Opinión

La impostura de viajar

Es raro encontrar a alguien a quien no le guste viajar. Al menos que lo asegure, como si hubiera algo inconfesable en ello, como si la preferencia de quedarse en entornos conocidos y abarcar el mundo por otros medios fuese una vulgaridad, un signo de debilidad de carácter, una falta de vigor, de fortaleza, incluso de ganas de vivir.

El viaje se ve como sinónimo de energía, de curiosidad, ofrece una pátina de brillo, un vano aire de sofisticación a quien cuenta sus destinos del mismo modo que cuento yo mis conquistas de cama: fingiendo. Cuanto más viajo, más me parece que el turista es un fingidor.

Qué otra cosa puede ser ese ser humano que se sienta frente a la Fontana di Trevi y arroja los desechos sobre el mármol que no escogió Bernini.

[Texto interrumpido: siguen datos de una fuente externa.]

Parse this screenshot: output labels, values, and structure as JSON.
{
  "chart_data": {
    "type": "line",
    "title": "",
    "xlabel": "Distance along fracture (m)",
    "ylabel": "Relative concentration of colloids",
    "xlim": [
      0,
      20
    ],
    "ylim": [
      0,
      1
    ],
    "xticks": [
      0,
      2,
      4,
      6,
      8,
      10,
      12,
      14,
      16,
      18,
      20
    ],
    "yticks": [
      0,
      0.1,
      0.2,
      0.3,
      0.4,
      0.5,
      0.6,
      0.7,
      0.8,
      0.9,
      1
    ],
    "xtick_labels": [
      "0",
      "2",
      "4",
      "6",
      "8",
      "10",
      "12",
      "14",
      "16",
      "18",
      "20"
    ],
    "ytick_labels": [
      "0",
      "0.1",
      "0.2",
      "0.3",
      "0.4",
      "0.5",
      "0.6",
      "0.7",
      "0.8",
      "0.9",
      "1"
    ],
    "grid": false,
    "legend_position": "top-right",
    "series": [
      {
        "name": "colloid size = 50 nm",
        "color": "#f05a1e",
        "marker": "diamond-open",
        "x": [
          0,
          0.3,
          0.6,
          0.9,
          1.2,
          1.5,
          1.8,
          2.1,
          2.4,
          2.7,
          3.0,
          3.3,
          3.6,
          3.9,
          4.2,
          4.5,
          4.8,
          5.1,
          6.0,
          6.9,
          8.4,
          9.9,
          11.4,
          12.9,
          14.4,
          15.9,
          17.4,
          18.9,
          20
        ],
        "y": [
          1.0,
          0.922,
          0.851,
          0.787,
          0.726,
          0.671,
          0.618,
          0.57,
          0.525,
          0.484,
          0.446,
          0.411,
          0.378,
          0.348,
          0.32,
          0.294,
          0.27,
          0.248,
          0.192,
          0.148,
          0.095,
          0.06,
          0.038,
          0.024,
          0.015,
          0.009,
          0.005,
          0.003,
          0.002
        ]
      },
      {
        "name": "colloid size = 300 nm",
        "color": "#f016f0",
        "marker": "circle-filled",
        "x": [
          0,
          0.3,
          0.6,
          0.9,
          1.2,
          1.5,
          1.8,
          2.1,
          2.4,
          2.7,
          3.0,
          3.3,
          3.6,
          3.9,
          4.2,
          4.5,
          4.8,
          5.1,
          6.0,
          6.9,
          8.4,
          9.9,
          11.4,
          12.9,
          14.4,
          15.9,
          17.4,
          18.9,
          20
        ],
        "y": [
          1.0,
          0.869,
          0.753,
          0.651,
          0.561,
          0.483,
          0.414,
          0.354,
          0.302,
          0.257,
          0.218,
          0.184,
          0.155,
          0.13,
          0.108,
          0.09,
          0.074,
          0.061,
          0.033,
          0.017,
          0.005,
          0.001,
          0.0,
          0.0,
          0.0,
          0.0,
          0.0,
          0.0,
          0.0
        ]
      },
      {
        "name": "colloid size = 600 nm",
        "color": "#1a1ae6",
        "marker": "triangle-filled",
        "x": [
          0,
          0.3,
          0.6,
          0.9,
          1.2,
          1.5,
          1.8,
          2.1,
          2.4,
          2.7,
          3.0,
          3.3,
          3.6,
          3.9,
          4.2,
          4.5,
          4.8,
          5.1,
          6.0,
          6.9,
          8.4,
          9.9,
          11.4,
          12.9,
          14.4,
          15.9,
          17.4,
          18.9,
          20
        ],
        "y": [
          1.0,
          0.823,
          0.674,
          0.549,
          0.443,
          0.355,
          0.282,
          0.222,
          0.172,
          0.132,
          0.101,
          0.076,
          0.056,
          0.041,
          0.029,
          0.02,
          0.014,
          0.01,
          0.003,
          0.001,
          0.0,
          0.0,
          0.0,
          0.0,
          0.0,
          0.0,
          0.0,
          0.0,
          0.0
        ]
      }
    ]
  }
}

Vale, un guarro, pero además, uno que se ha tomado la molestia de hacer maletas, pasar controles, hacer colas, cansarse de todas las maneras posibles y frente a la gran belleza de Roma responde arrojando basura, cosa que podía hacer perfectamente en su ciudad, es alguien que viaja empujado por motivos que no son suyos, sino totalmente prestados, impostados, quizás arrastrado por la fuerza de los tiempos que nos lleva a movernos sin ton ni son de aquí para allá.

Hace unos años fui con mi madre a Jordania. Era un viaje organizado, con guía, hoteles buenos y un autobús con aire acondicionado que atravesaba aquellos paisajes hipnóticos, que ambas contemplábamos fascinadas, lleno de personas adormiladas que ni se molestaban en mirar por la ventana, como si el trayecto entre Amman y Petra fuera similar al de Caldas de Reis-Pontevedra y estuvieran hartos de verlo.

En lo más alto de la ciudad de piedra, sobre aquella cordillera rocosa, viví la experiencia del silencio más hermoso que recuerdo. Nadie llegó hasta allí y tiene su lógica porque las escaleras a aquel cielo bellísimo entre templos rosas parecían no acabar nunca.

A mí me gusta viajar, o eso creo, porque quizás yo también estoy empujada por la máquina creadora de deseos del capitalismo, pero cada vez admiro más a esas pocas personas que me voy encontrando que me dicen con naturalidad que no les apetece viajar.

Mi padre, por ejemplo, que prefiere conocer cualquier lugar del mundo con Google Earth que volver a sufrir las incomodidades que llevan los viajes salvo que dispongas de un jet.

O mi amigo Julio, que quiere pasarse su mes de vacaciones en el pueblo levantándose a la hora que el cuerpo lo pida, viendo los rayos de sol atravesar las encinas, tomando chiquitas con los vecinos que como él regresan en verano, haciendo el amor cada noche con su mujer arrullados por el viento y por los grillos, extender la vista hasta la montaña, detenerla hasta el ocaso, a la noche ponerse una rebeca y salir al poyo a buscar estrellas.

Será que estoy en Italia viendo masas haciendo colas de horas para visitar un lugar y luego salir corriendo hacia la siguiente foto, hacia el siguiente cromo o será que después de Venecia todo es decepción, pero creo que si cada día que te encuentras con la muralla de Lugo o cruzas las piedras húmedas de la plaza de la Leña no sientes emoción, mejor que no te subas a un avión.